Car je serais un bien mauvais marchand. Car j’aurais sacrifié bien légèrement, bien
témérairement, à bien bas prix, pour rien, pour une boutade, un de ces biens qu’on ne
remplace pas, parce qu’ils sont et irréversibles et irrecommençables, parce qu’ils sont
des biens de mémoire et d’histoire, parce qu’ils sont de l’ordre de la mémoire et de
l’histoire, parce qu’il y faut l’habitude et l’usage, parce qu’il y entre, parce qu’il y
faut, parce qu’il y manquerait le lent travail, l’irréversible, l’incompressible,
l’irrecommençable, l’élaboration de l’histoire propre, l’élaboration, la vieille,
l’antique élaboration de l’histoire que l’on ne peut pas hâter. Non seulement que l’on ne
refait pas, que l’on n’improvise pas, que l’on ne feint pas, mais que l’on ne hâte pas.
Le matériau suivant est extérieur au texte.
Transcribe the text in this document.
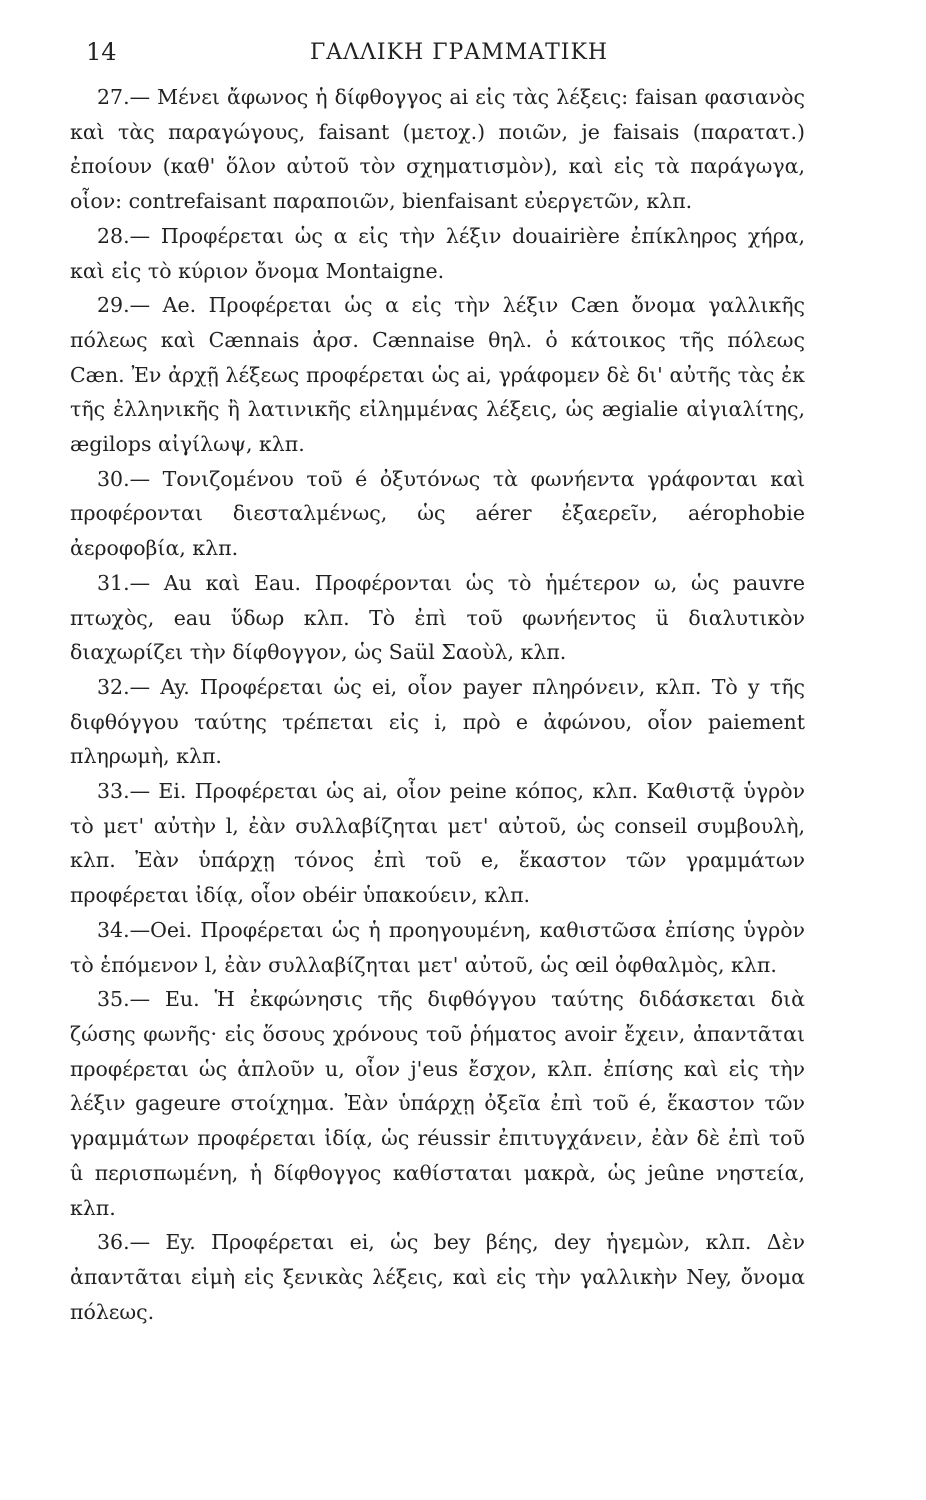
14	ΓΑΛΛΙΚΗ ΓΡΑΜΜΑΤΙΚΗ

27.— Μένει ἄφωνος ἡ δίφθογγος ai εἰς τὰς λέξεις: faisan φασιανὸς καὶ τὰς παραγώγους, faisant (μετοχ.) ποιῶν, je faisais (παρατατ.) ἐποίουν (καθ' ὅλον αὐτοῦ τὸν σχηματισμὸν), καὶ εἰς τὰ παράγωγα, οἷον: contrefaisant παραποιῶν, bienfaisant εὐεργετῶν, κλπ.

28.— Προφέρεται ὡς α εἰς τὴν λέξιν douairière ἐπίκληρος χήρα, καὶ εἰς τὸ κύριον ὄνομα Montaigne.

29.— Ae. Προφέρεται ὡς α εἰς τὴν λέξιν Cæn ὄνομα γαλλικῆς πόλεως καὶ Cænnais ἀρσ. Cænnaise θηλ. ὁ κάτοικος τῆς πόλεως Cæn. Ἐν ἀρχῇ λέξεως προφέρεται ὡς ai, γράφομεν δὲ δι' αὐτῆς τὰς ἐκ τῆς ἑλληνικῆς ἢ λατινικῆς εἰλημμένας λέξεις, ὡς ægialie αἰγιαλίτης, ægilops αἰγίλωψ, κλπ.

30.— Τονιζομένου τοῦ é ὀξυτόνως τὰ φωνήεντα γράφονται καὶ προφέρονται διεσταλμένως, ὡς aérer ἐξαερεῖν, aérophobie ἀεροφοβία, κλπ.

31.— Au καὶ Eau. Προφέρονται ὡς τὸ ἡμέτερον ω, ὡς pauvre πτωχὸς, eau ὕδωρ κλπ. Τὸ ἐπὶ τοῦ φωνήεντος ü διαλυτικὸν διαχωρίζει τὴν δίφθογγον, ὡς Saül Σαοὺλ, κλπ.

32.— Ay. Προφέρεται ὡς ei, οἷον payer πληρόνειν, κλπ. Τὸ y τῆς διφθόγγου ταύτης τρέπεται εἰς i, πρὸ e ἀφώνου, οἷον paiement πληρωμὴ, κλπ.

33.— Ei. Προφέρεται ὡς ai, οἷον peine κόπος, κλπ. Καθιστᾷ ὑγρὸν τὸ μετ' αὐτὴν l, ἐὰν συλλαβίζηται μετ' αὐτοῦ, ὡς conseil συμβουλὴ, κλπ. Ἐὰν ὑπάρχῃ τόνος ἐπὶ τοῦ e, ἕκαστον τῶν γραμμάτων προφέρεται ἰδίᾳ, οἷον obéir ὑπακούειν, κλπ.

34.—Oei. Προφέρεται ὡς ἡ προηγουμένη, καθιστῶσα ἐπίσης ὑγρὸν τὸ ἑπόμενον l, ἐὰν συλλαβίζηται μετ' αὐτοῦ, ὡς œil ὀφθαλμὸς, κλπ.

35.— Eu. Ἡ ἐκφώνησις τῆς διφθόγγου ταύτης διδάσκεται διὰ ζώσης φωνῆς· εἰς ὅσους χρόνους τοῦ ῥήματος avoir ἔχειν, ἀπαντᾶται προφέρεται ὡς ἁπλοῦν u, οἷον j'eus ἔσχον, κλπ. ἐπίσης καὶ εἰς τὴν λέξιν gageure στοίχημα. Ἐὰν ὑπάρχῃ ὀξεῖα ἐπὶ τοῦ é, ἕκαστον τῶν γραμμάτων προφέρεται ἰδίᾳ, ὡς réussir ἐπιτυγχάνειν, ἐὰν δὲ ἐπὶ τοῦ û περισπωμένη, ἡ δίφθογγος καθίσταται μακρὰ, ὡς jeûne νηστεία, κλπ.

36.— Ey. Προφέρεται ei, ὡς bey βέης, dey ἡγεμὼν, κλπ. Δὲν ἀπαντᾶται εἰμὴ εἰς ξενικὰς λέξεις, καὶ εἰς τὴν γαλλικὴν Ney, ὄνομα πόλεως.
Sur quoi on ne donne pas et on ne se donne pas le change. La lente maturation. La mémoire
et l’histoire, le temps, le seul qui n’accepte pas qu’on lui donne le change. Pensez-vous
que nous retrouverions jamais, que nous pourrions recommencer ces longues, ces lentes
maturations, mûries au soleil et à la pluie de la plaine. On ne forme,
on ne
lie d’amitiés de cette sorte qu’entre hommes du même âge, de la même génération, de la
même promotion. Et il y faut toute une vie, dix, quinze ans de vie et d’exercice.
Allons-nous, pour quatre mots, perdre tout cela, que nous ne referions plus, que nous ne
retrouverions point. Qui nous manquerait, que nous regretterions éternellement.
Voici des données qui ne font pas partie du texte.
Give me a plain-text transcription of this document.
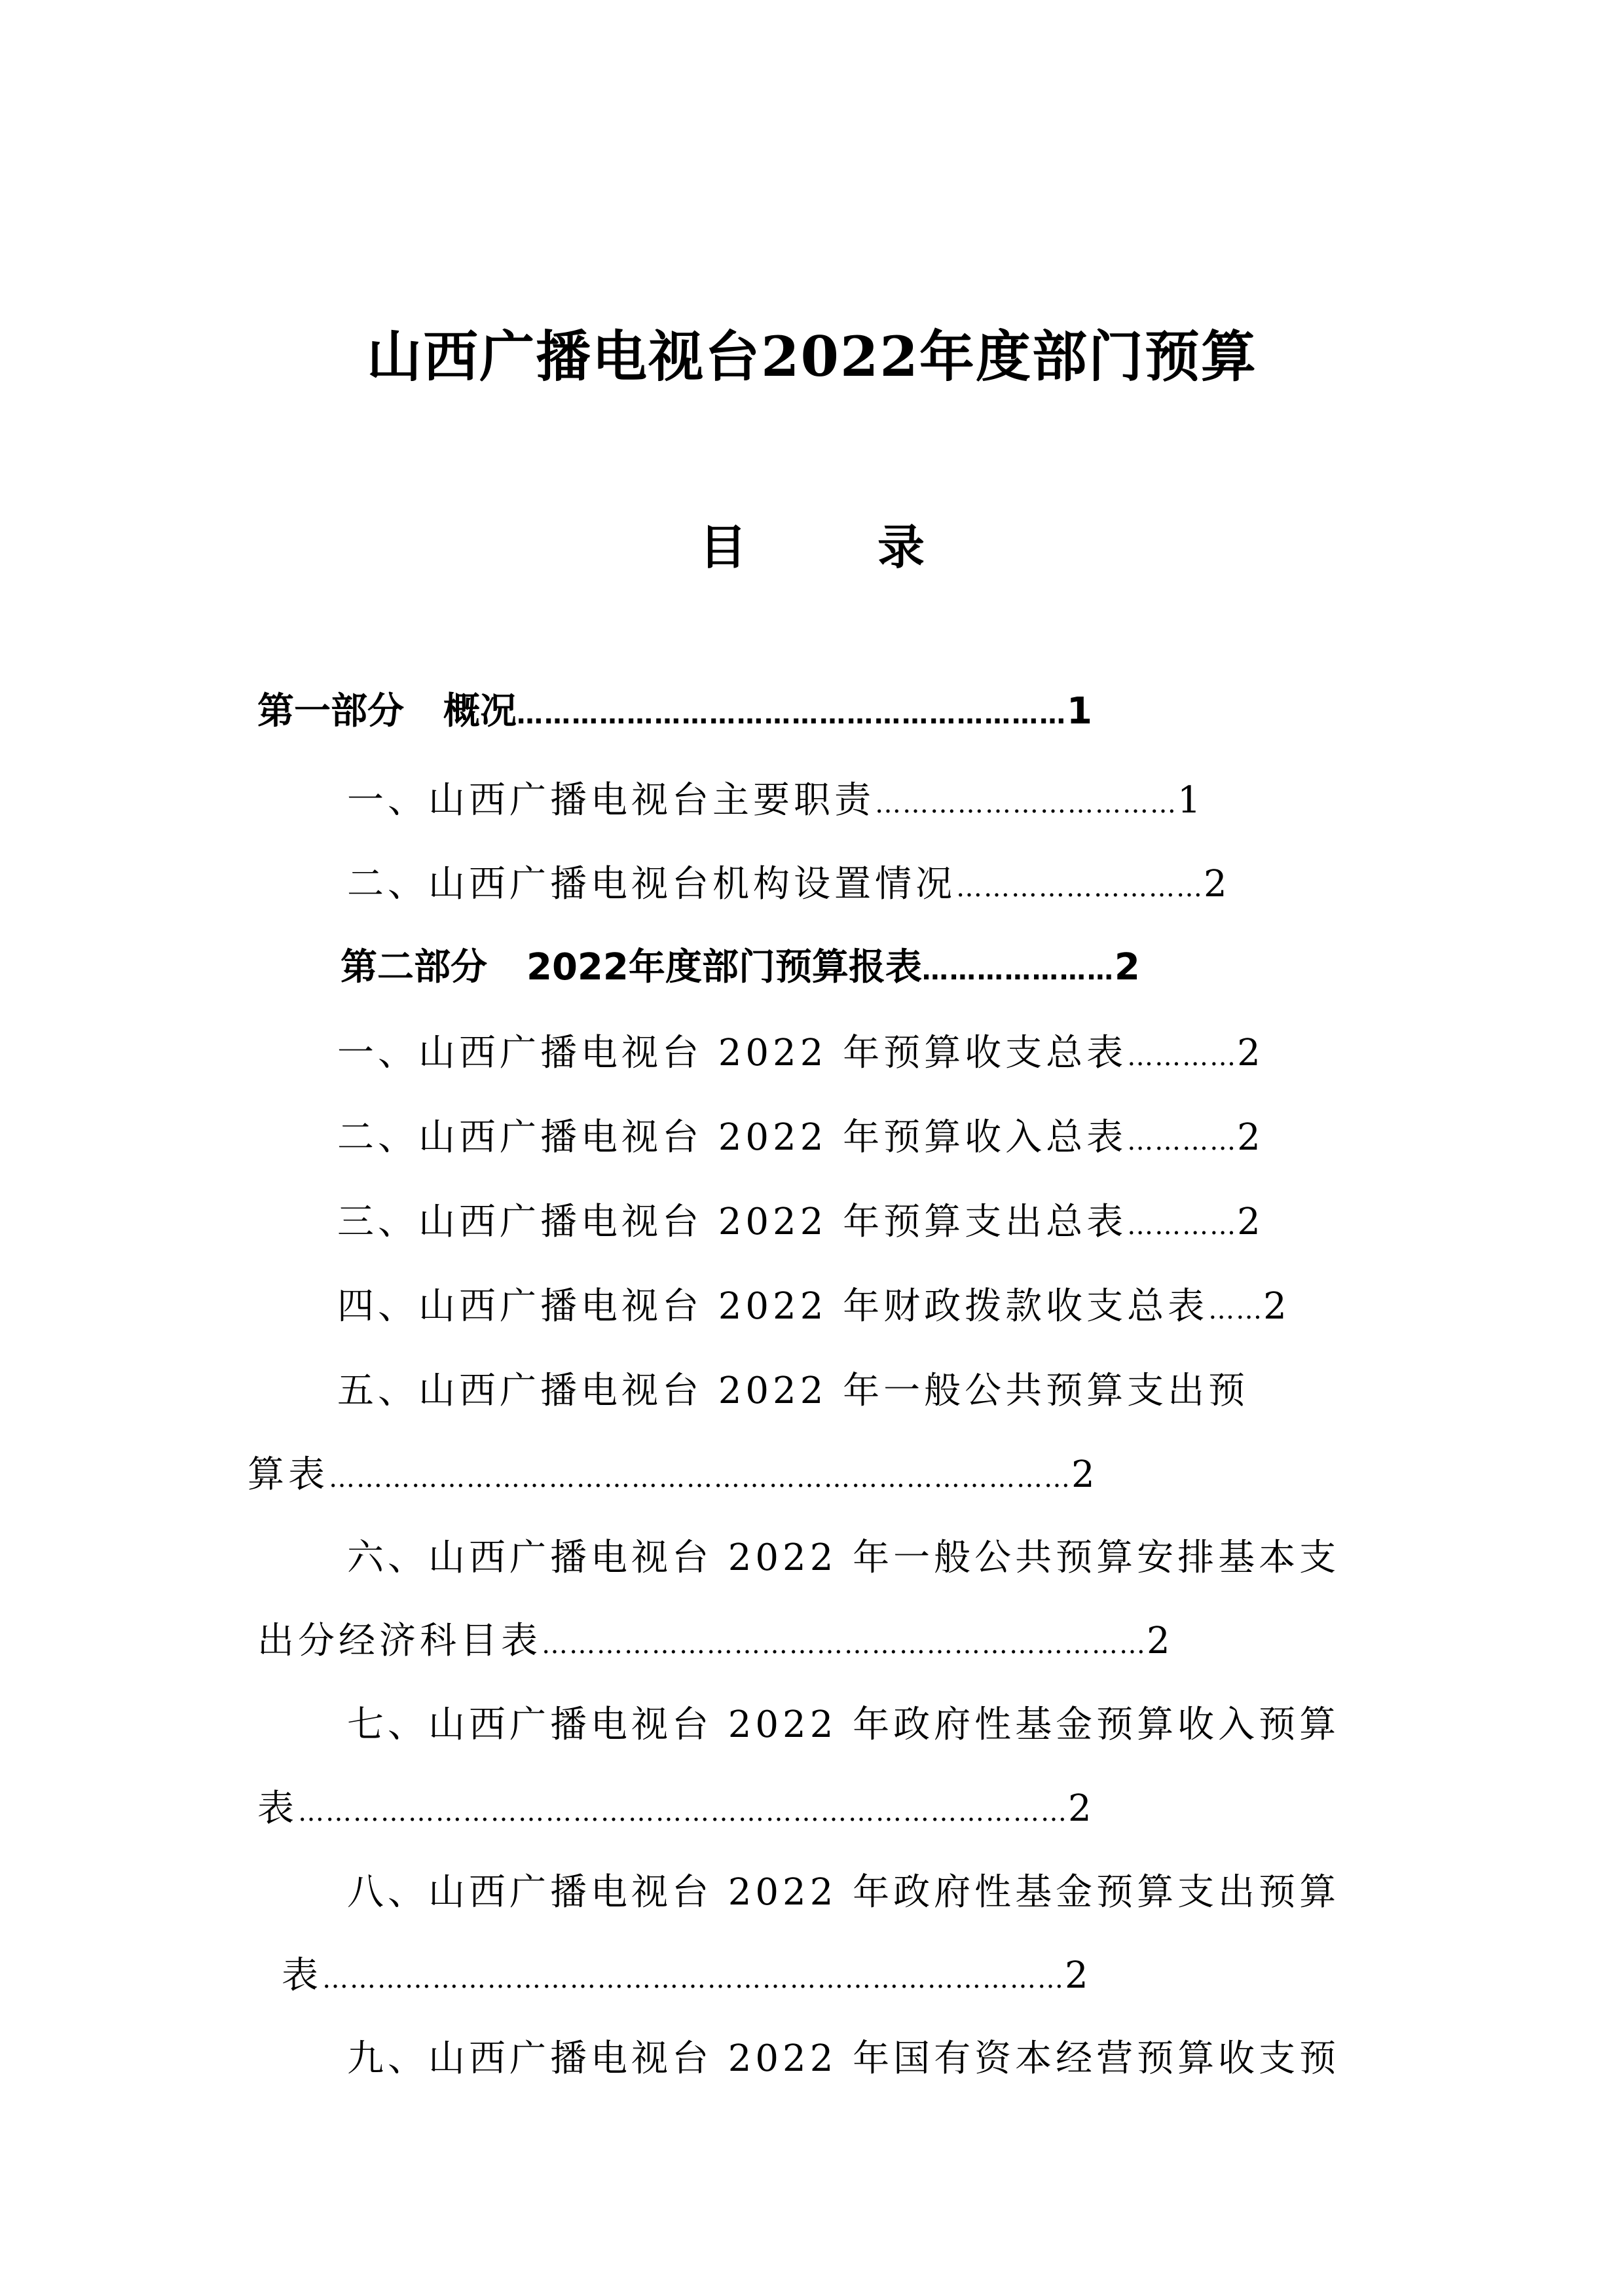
山西广播电视台2022年度部门预算
目	录
第一部分 概况……………………………………………………1
一、山西广播电视台主要职责……………………………1
二、山西广播电视台机构设置情况………………………2
第二部分 2022年度部门预算报表…………………2
一、山西广播电视台 2022 年预算收支总表…………2
二、山西广播电视台 2022 年预算收入总表…………2
三、山西广播电视台 2022 年预算支出总表…………2
四、山西广播电视台 2022 年财政拨款收支总表……2
五、山西广播电视台 2022 年一般公共预算支出预
算表………………………………………………………………………2
六、山西广播电视台 2022 年一般公共预算安排基本支
出分经济科目表…………………………………………………………2
七、山西广播电视台 2022 年政府性基金预算收入预算
表…………………………………………………………………………2
八、山西广播电视台 2022 年政府性基金预算支出预算
表………………………………………………………………………2
九、山西广播电视台 2022 年国有资本经营预算收支预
Allons-nous perdre dix, douze ans de la communauté d’une mémoire qui nous était chère.
Allons-nous exposer les vingt ou trente ans qui nous restaient peut-être, qui nous eussent
peut-être été accordés, qui étaient si harmonieusement, si conjointement préparés. Où nous
eussions produit peut-être encore quelques œuvres pleines, vous comme vous les voulez,
austères et à la Salluste, moi comme je veux les miennes. Ou comme je les peux. Car c’est
ainsi qu’il faut, c’est ainsi que c’est bien.
Opus cuique
suum.
Ce que nous perdrions, jamais nous ne le referions, jamais nous ne le
retrouverions. Dix, douze ans de mémoire et la préparation si laborieusement, si
longuement, si chèrement acquise de vingt ou peut-être des trente ans qui nous restent.
Une vie ne se fait pas deux fois, une vie ne se joue pas deux fois. Une vie ne se refait
pas. Les jeunes gens sont jeunes, mon ami, et nous nous sommes des hommes de quarante ans.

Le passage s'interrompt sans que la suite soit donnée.